Opening protection for flood level

I am doing a wind mitigation on a house that has the second and third floors hurricane protected but the bottom floor which is below the flood level has no opening protection. the upper floor hurricane protection is extremely well installed and clean which makes me wonder if the ground floor is not required because it is below the flood level and not outfitted for residential living. it is basically all storage space and garage. does the ground floor need opening protection?

Mike,
If the bottom floor windows blew in and allowed pressure and rain ect.in, would it affect the upper floors?
My guess is the bottom floor openings should be protected.

Sure I am thinking the same thing but I’m trying to get a definitive answer. why would a multi million dollar house carefully put on an amazing shuttering system and leave the ground floor completely unprotected. it does not seem to make sense. The installer would have had an easy sell to tell them then need the ground floor to get OP credit.

I wonder if the floor being flood plane has an effect?

If the ground floor has “Blowout Walls”, those DO NOT need to be protected…the garage doors are excluded too. Just a note: Sometimes the ground floor entry door to these stilt homes is open to the living space, and in that case, the door needs to be protected.

Oh… Multi-million, with shutters… Newer construction?

Brad, would you have to verify blow-out walls via permit,
or is there a way of verifying at the site?

I have a similar situation. An enclosed porch which is under the home’s attached shingle roof. The exterior of the porch does not have protection but shutters are present for the inner windows and doors that cover the living space. The form specifies “the weakest form of wind borne debris protection installed on the structure”, not the living space. But I see many guys check off if the living space is protected. Isn’t the concern that if the porch were to have a broken window the roof would be taken off? Curious of any thoughts on this situation?

You beat me to the punchline. Mike this is important when you run into these types of houses.

We referred to them as “Breakaway Walls” in the insurance inspection field.

If it is seaward of the 1987 CCCL (Coastal Construction Control Line) then it is break-a-way construction. The structural beams are elevated above a designated elevation, and everything below it is breakaway - walls, slab etc. —The construction may look the same as the rest of the house, but technically it is not living area and is expendable during storm surge.

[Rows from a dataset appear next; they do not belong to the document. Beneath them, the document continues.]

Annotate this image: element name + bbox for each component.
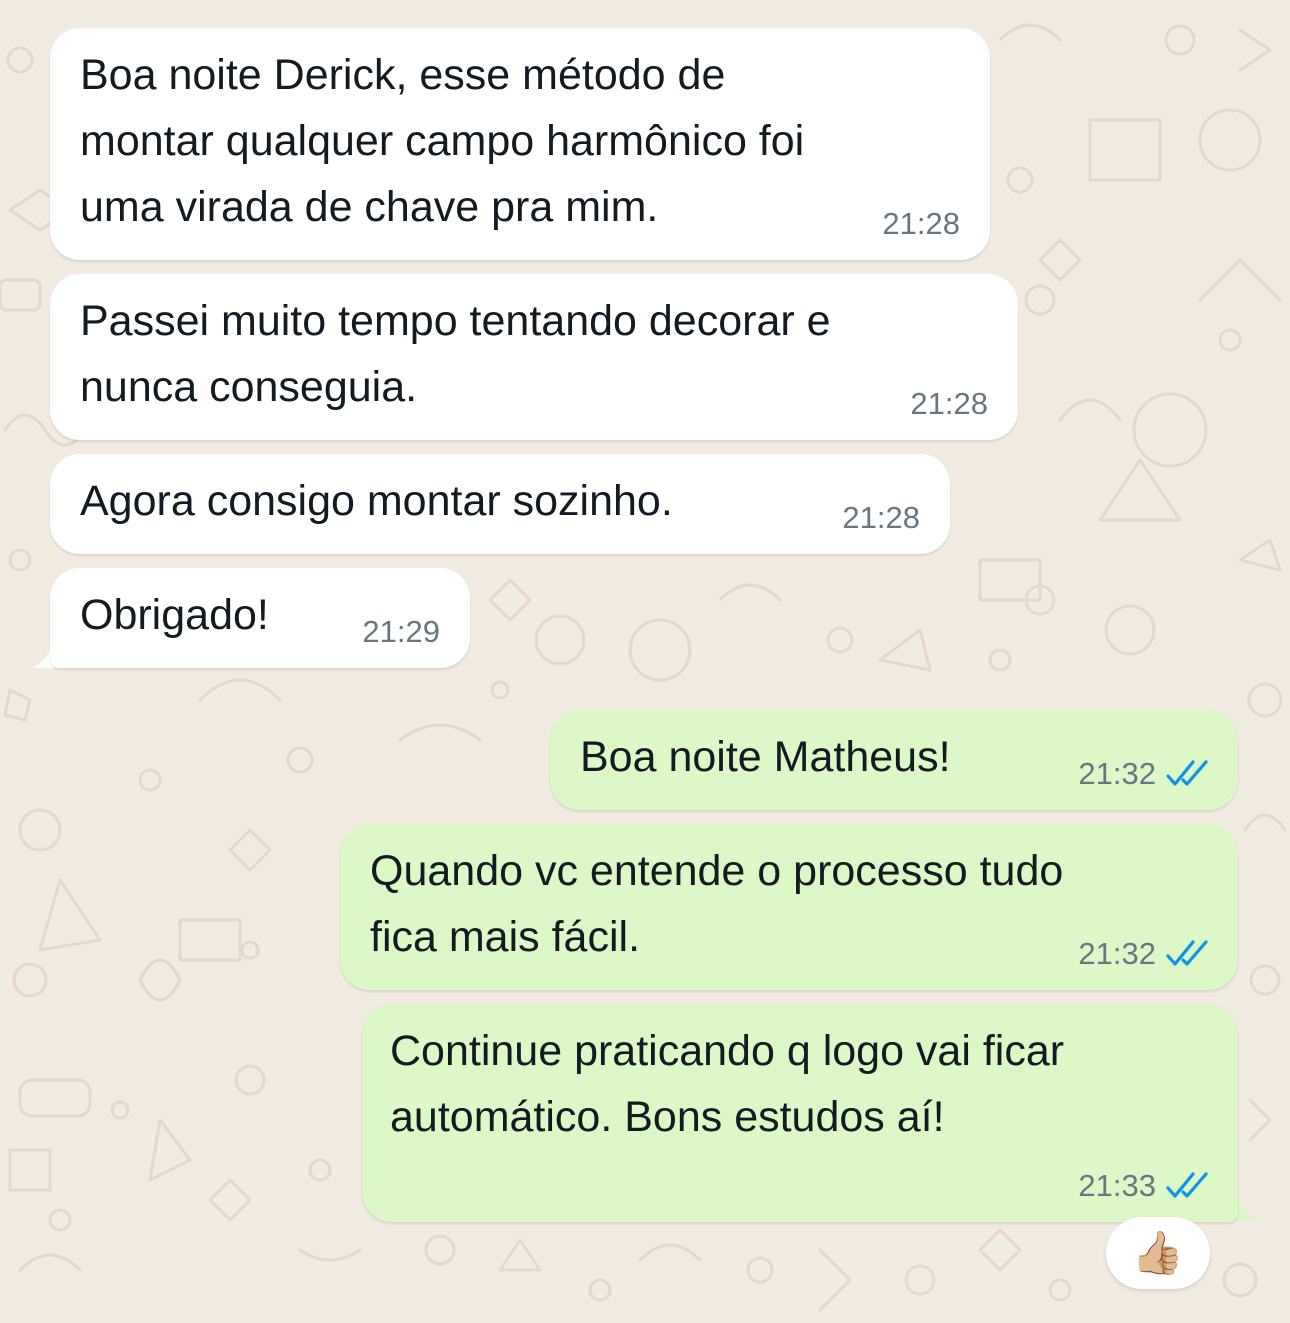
message-text-line: Boa noite Derick, esse método de [80, 51, 726, 99]
message-meta: 21:29 [362, 614, 440, 650]
message-meta: 21:32 [1078, 936, 1212, 972]
message-meta: 21:28 [842, 500, 920, 536]
message-time: 21:28 [882, 206, 960, 241]
message-time: 21:29 [362, 614, 440, 649]
message-time: 21:28 [842, 500, 920, 535]
message-time: 21:33 [1078, 1168, 1156, 1203]
thumbs-up-icon: 👍🏼 [1131, 1228, 1185, 1276]
double-check-read-icon [1166, 760, 1208, 786]
message-meta: 21:28 [910, 386, 988, 422]
message-text-line: Agora consigo montar sozinho. [80, 477, 673, 525]
message-bubble-incoming[interactable]: Boa noite Derick, esse método de montar … [50, 28, 990, 260]
message-text-line: Passei muito tempo tentando decorar e [80, 297, 831, 345]
message-meta: 21:33 [1078, 1168, 1212, 1204]
message-time: 21:28 [910, 386, 988, 421]
message-bubble-incoming[interactable]: Passei muito tempo tentando decorar e nu… [50, 274, 1018, 440]
thumbs-up-reaction[interactable]: 👍🏼 [1106, 1217, 1210, 1289]
message-bubble-incoming[interactable]: Obrigado! 21:29 [50, 568, 470, 668]
message-text-line: Quando vc entende o processo tudo [370, 847, 1064, 895]
message-text-line: automático. Bons estudos aí! [390, 1093, 945, 1141]
message-text-line: uma virada de chave pra mim. [80, 183, 659, 231]
message-text-line: nunca conseguia. [80, 363, 418, 411]
double-check-read-icon [1166, 1172, 1208, 1198]
message-text-line: fica mais fácil. [370, 913, 641, 961]
message-text-line: Obrigado! [80, 591, 269, 639]
message-bubble-outgoing[interactable]: Quando vc entende o processo tudo fica m… [340, 824, 1238, 990]
message-bubble-outgoing[interactable]: Continue praticando q logo vai ficar aut… [362, 1004, 1238, 1222]
message-text-line: Continue praticando q logo vai ficar [390, 1027, 1065, 1075]
message-text-line: montar qualquer campo harmônico foi [80, 117, 805, 165]
message-time: 21:32 [1078, 936, 1156, 971]
message-time: 21:32 [1078, 756, 1156, 791]
message-text-line: Boa noite Matheus! [580, 733, 951, 781]
message-bubble-incoming[interactable]: Agora consigo montar sozinho. 21:28 [50, 454, 950, 554]
message-bubble-outgoing[interactable]: Boa noite Matheus! 21:32 [550, 710, 1238, 810]
double-check-read-icon [1166, 940, 1208, 966]
message-meta: 21:32 [1078, 756, 1212, 792]
message-meta: 21:28 [882, 206, 960, 242]
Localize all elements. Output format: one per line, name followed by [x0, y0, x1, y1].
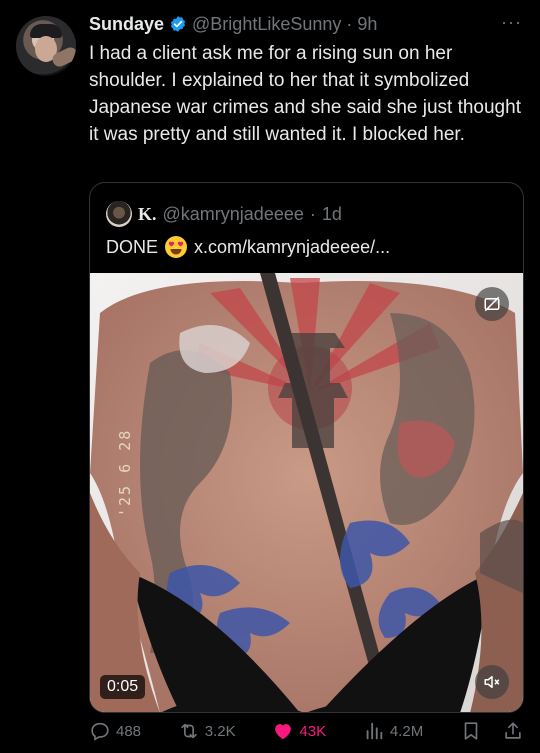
- repost-button[interactable]: 3.2K: [178, 720, 236, 742]
- verified-badge-icon: [170, 16, 186, 32]
- bookmark-icon: [464, 722, 478, 740]
- quoted-tweet-header: K. @kamrynjadeeee · 1d: [106, 201, 342, 227]
- tweet-time[interactable]: 9h: [357, 14, 377, 35]
- video-date-stamp: '25 6 28: [116, 428, 134, 517]
- reply-button[interactable]: 488: [89, 720, 141, 742]
- tweet[interactable]: Sundaye @BrightLikeSunny · 9h ··· I had …: [0, 0, 540, 753]
- author-name[interactable]: Sundaye: [89, 14, 164, 35]
- views-button[interactable]: 4.2M: [363, 720, 423, 742]
- quoted-author-avatar[interactable]: [106, 201, 132, 227]
- captions-off-icon[interactable]: [475, 287, 509, 321]
- bookmark-button[interactable]: [460, 720, 482, 742]
- quoted-tweet[interactable]: K. @kamrynjadeeee · 1d DONE x.com/kamryn…: [89, 182, 524, 713]
- quoted-author-name[interactable]: K.: [138, 204, 157, 225]
- separator-dot: ·: [346, 13, 353, 34]
- repost-icon: [181, 723, 197, 739]
- views-icon: [366, 722, 383, 740]
- view-count: 4.2M: [389, 722, 424, 740]
- quoted-text: DONE: [106, 236, 159, 257]
- like-count: 43K: [299, 722, 327, 740]
- share-button[interactable]: [502, 720, 524, 742]
- author-handle[interactable]: @BrightLikeSunny: [192, 14, 341, 35]
- video-player[interactable]: '25 6 28 0:05: [90, 273, 523, 712]
- quoted-tweet-time[interactable]: 1d: [322, 204, 342, 225]
- tweet-text: I had a client ask me for a rising sun o…: [89, 43, 521, 145]
- mute-icon[interactable]: [475, 665, 509, 699]
- reply-icon: [91, 722, 109, 741]
- quoted-author-handle[interactable]: @kamrynjadeeee: [163, 204, 304, 225]
- more-options-icon[interactable]: ···: [501, 12, 522, 33]
- quoted-tweet-text: DONE x.com/kamrynjadeeee/...: [106, 235, 390, 259]
- author-avatar[interactable]: [16, 16, 76, 76]
- secondary-actions: [460, 720, 524, 742]
- reply-count: 488: [116, 722, 142, 740]
- tattoo-video-frame: [90, 273, 523, 712]
- tweet-header: Sundaye @BrightLikeSunny · 9h: [89, 12, 377, 36]
- heart-eyes-emoji-icon: [165, 236, 188, 258]
- repost-count: 3.2K: [204, 722, 236, 740]
- separator-dot: ·: [309, 203, 316, 224]
- heart-filled-icon: [275, 724, 292, 740]
- share-icon: [505, 722, 521, 739]
- video-timer: 0:05: [100, 675, 146, 699]
- like-button[interactable]: 43K: [272, 720, 326, 742]
- quoted-link[interactable]: x.com/kamrynjadeeee/...: [194, 237, 390, 258]
- action-bar: 488 3.2K 43K 4.2M: [89, 715, 524, 747]
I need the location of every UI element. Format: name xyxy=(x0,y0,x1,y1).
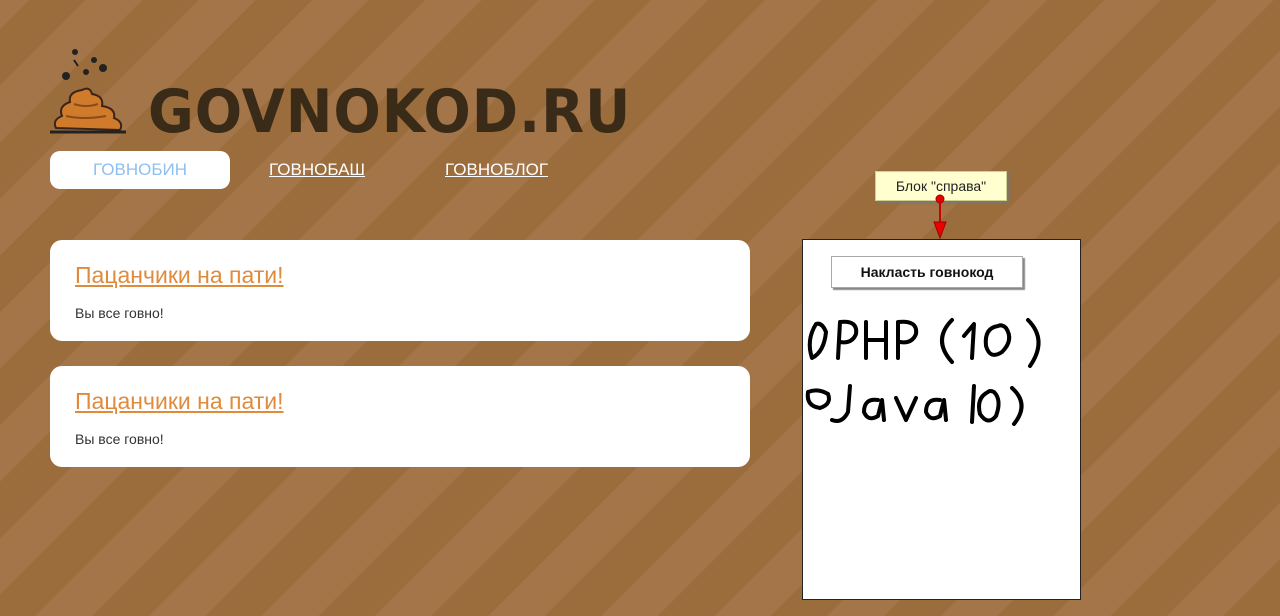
handwritten-bullet-icon xyxy=(805,388,831,410)
nav-item-govnoblog[interactable]: ГОВНОБЛОГ xyxy=(445,160,548,180)
post-title-link[interactable]: Пацанчики на пати! xyxy=(75,262,284,289)
nav-item-govnobin[interactable]: ГОВНОБИН xyxy=(50,151,230,189)
post-title-link[interactable]: Пацанчики на пати! xyxy=(75,388,284,415)
site-logo[interactable]: GOVNOKOD.RU xyxy=(48,46,668,142)
post-card: Пацанчики на пати! Вы все говно! xyxy=(50,366,750,467)
nav-item-govnobash[interactable]: ГОВНОБАШ xyxy=(269,160,365,180)
post-code-button[interactable]: Накласть говнокод xyxy=(831,256,1023,288)
poop-logo-icon xyxy=(50,49,126,134)
annotation-arrow-icon xyxy=(933,194,947,240)
handwritten-bullet-icon xyxy=(807,321,828,360)
handwritten-language-list xyxy=(805,318,1041,426)
post-body: Вы все говно! xyxy=(75,305,164,321)
post-body: Вы все говно! xyxy=(75,431,164,447)
site-title: GOVNOKOD.RU xyxy=(148,77,632,147)
post-card: Пацанчики на пати! Вы все говно! xyxy=(50,240,750,341)
main-nav: ГОВНОБИН ГОВНОБАШ ГОВНОБЛОГ xyxy=(50,151,548,189)
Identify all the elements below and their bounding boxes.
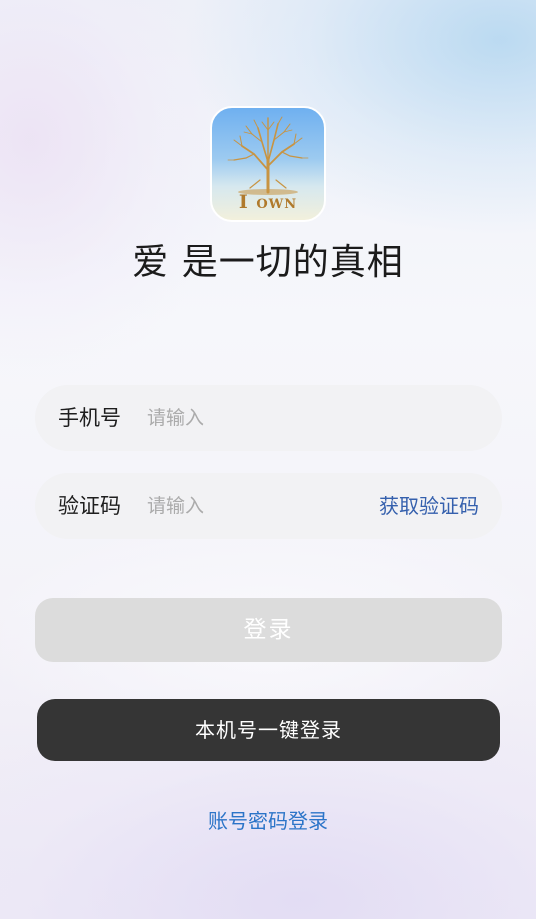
phone-label: 手机号 (58, 406, 121, 430)
logo-text-big: I (238, 191, 249, 213)
phone-field[interactable]: 手机号 (35, 385, 502, 451)
code-field[interactable]: 验证码 获取验证码 (35, 473, 502, 539)
login-button[interactable]: 登录 (35, 598, 502, 662)
account-password-login-link[interactable]: 账号密码登录 (0, 806, 536, 836)
one-key-login-button[interactable]: 本机号一键登录 (37, 699, 500, 761)
app-logo: I OWN (210, 106, 326, 222)
slogan: 爱 是一切的真相 (132, 242, 404, 283)
logo-text-small: OWN (256, 197, 298, 212)
code-input[interactable] (147, 487, 367, 525)
logo-wordmark: I OWN (212, 192, 324, 215)
get-code-button[interactable]: 获取验证码 (379, 473, 479, 539)
code-label: 验证码 (58, 494, 121, 518)
phone-input[interactable] (147, 399, 367, 437)
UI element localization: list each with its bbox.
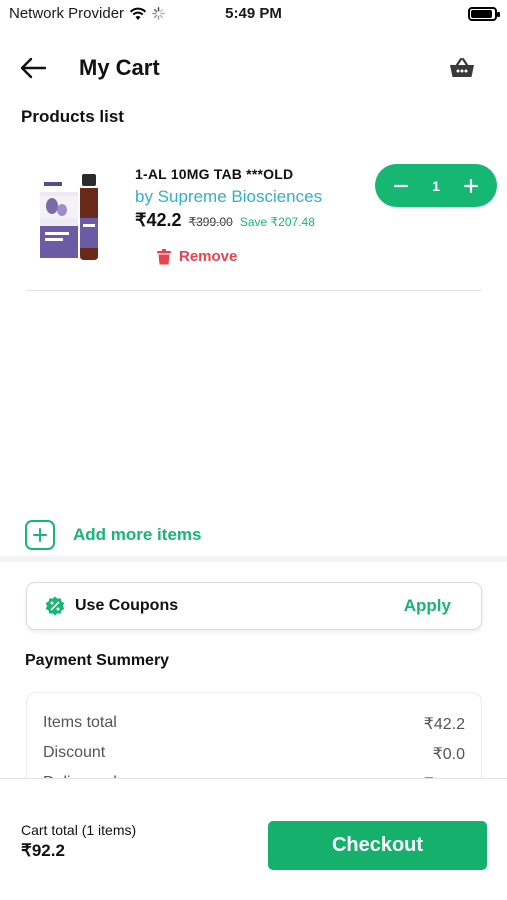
remove-button[interactable]: Remove: [157, 248, 237, 265]
page-title: My Cart: [79, 55, 160, 80]
summary-row-discount: Discount ₹0.0: [43, 744, 465, 768]
products-list-title: Products list: [21, 107, 124, 126]
add-box-icon: [25, 520, 55, 550]
checkout-footer: Cart total (1 items) ₹92.2 Checkout: [0, 778, 507, 900]
quantity-stepper: 1: [375, 164, 497, 207]
product-brand[interactable]: by Supreme Biosciences: [135, 187, 322, 207]
remove-label: Remove: [179, 248, 238, 265]
cart-total-label: Cart total (1 items): [21, 822, 137, 838]
product-mrp: ₹399.00: [188, 215, 233, 229]
summary-value: ₹0.0: [432, 746, 465, 763]
payment-summary-title: Payment Summery: [25, 652, 170, 669]
cart-total-value: ₹92.2: [21, 841, 65, 860]
product-name[interactable]: 1-AL 10MG TAB ***OLD: [135, 166, 293, 182]
trash-icon: [157, 248, 171, 264]
summary-row-items-total: Items total ₹42.2: [43, 714, 465, 738]
section-divider: [0, 556, 507, 562]
coupon-label: Use Coupons: [75, 597, 179, 614]
header: My Cart: [0, 45, 507, 91]
product-savings: Save ₹207.48: [239, 215, 315, 229]
basket-icon: [450, 57, 474, 77]
cart-item: 1-AL 10MG TAB ***OLD by Supreme Bioscien…: [26, 148, 497, 291]
quantity-value: 1: [432, 177, 440, 194]
add-more-items-button[interactable]: Add more items: [25, 520, 201, 550]
battery-icon: [468, 7, 500, 21]
coupon-card[interactable]: Use Coupons Apply: [26, 582, 482, 630]
increment-button[interactable]: [460, 175, 482, 197]
product-price: ₹42.2: [135, 210, 182, 230]
summary-label: Items total: [43, 714, 117, 731]
discount-badge-icon: [45, 596, 65, 616]
back-button[interactable]: [16, 51, 50, 85]
cart-button[interactable]: [447, 53, 477, 83]
plus-icon: [33, 528, 47, 542]
add-more-label: Add more items: [73, 525, 202, 544]
product-image: [40, 174, 98, 260]
arrow-left-icon: [20, 57, 47, 79]
checkout-button[interactable]: Checkout: [268, 821, 487, 870]
status-bar: Network Provider 5:49 PM: [0, 0, 507, 28]
minus-icon: [393, 184, 409, 187]
plus-icon: [463, 178, 479, 193]
status-time: 5:49 PM: [225, 5, 282, 22]
apply-coupon-button[interactable]: Apply: [404, 596, 451, 616]
decrement-button[interactable]: [390, 175, 412, 197]
summary-value: ₹42.2: [423, 716, 465, 733]
price-line: ₹42.2 ₹399.00 Save ₹207.48: [135, 210, 315, 231]
summary-label: Discount: [43, 744, 106, 761]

You’re right. I was using my old carpenter lingo…:smiley:

The walls are not breakaway. While I’m not familiar with breakaway walls, these are brick.

The upper floors have elaborate shutter / tarping all impact complaint. The lower floor has unprotected glazed doors. If I count the lower level as living space (it is not, it is on a flood plane) then they can’t get the glazing credit. The can’t get the non-glazed credit because the door leading up to the house doesn’t have a sticker but appears to be impact.

I’m leaning towards A on glazed and A3 on non-glazed. Thoughts?

Maybe you should post some photos of the ground floor walls. Breakaway walls can be deceiving. If the ground floor is parking and storage, most likely you will have breakaway walls - post and beam construction.

Break a way walls can be masonry block — just no rebar. They are usually in sections of 10’-12’ with cold joints. I used to design and permit these structures through the DEP (& DNR). Concrete slabs are saw cut 3’ on center so that they break up when undermined by waves. The whole theory behind this is so that the structure does not resist the storm surge and waves. They do not want the structure to block the wave action because if it did, the waves would be diverted laterally and harm adjacent structures.

Some views of the ground floor

I see flood vents in that wall, so breakaway walls may not have been required, but the windows and doors may have been designed to breakaway in a flood. I see your dilemma now. It most likely was built under what used to be “partially enclosed” design parameters. Best to ask your local AHJ about the required protection on the ground floor. If not required, then note that on the 1802.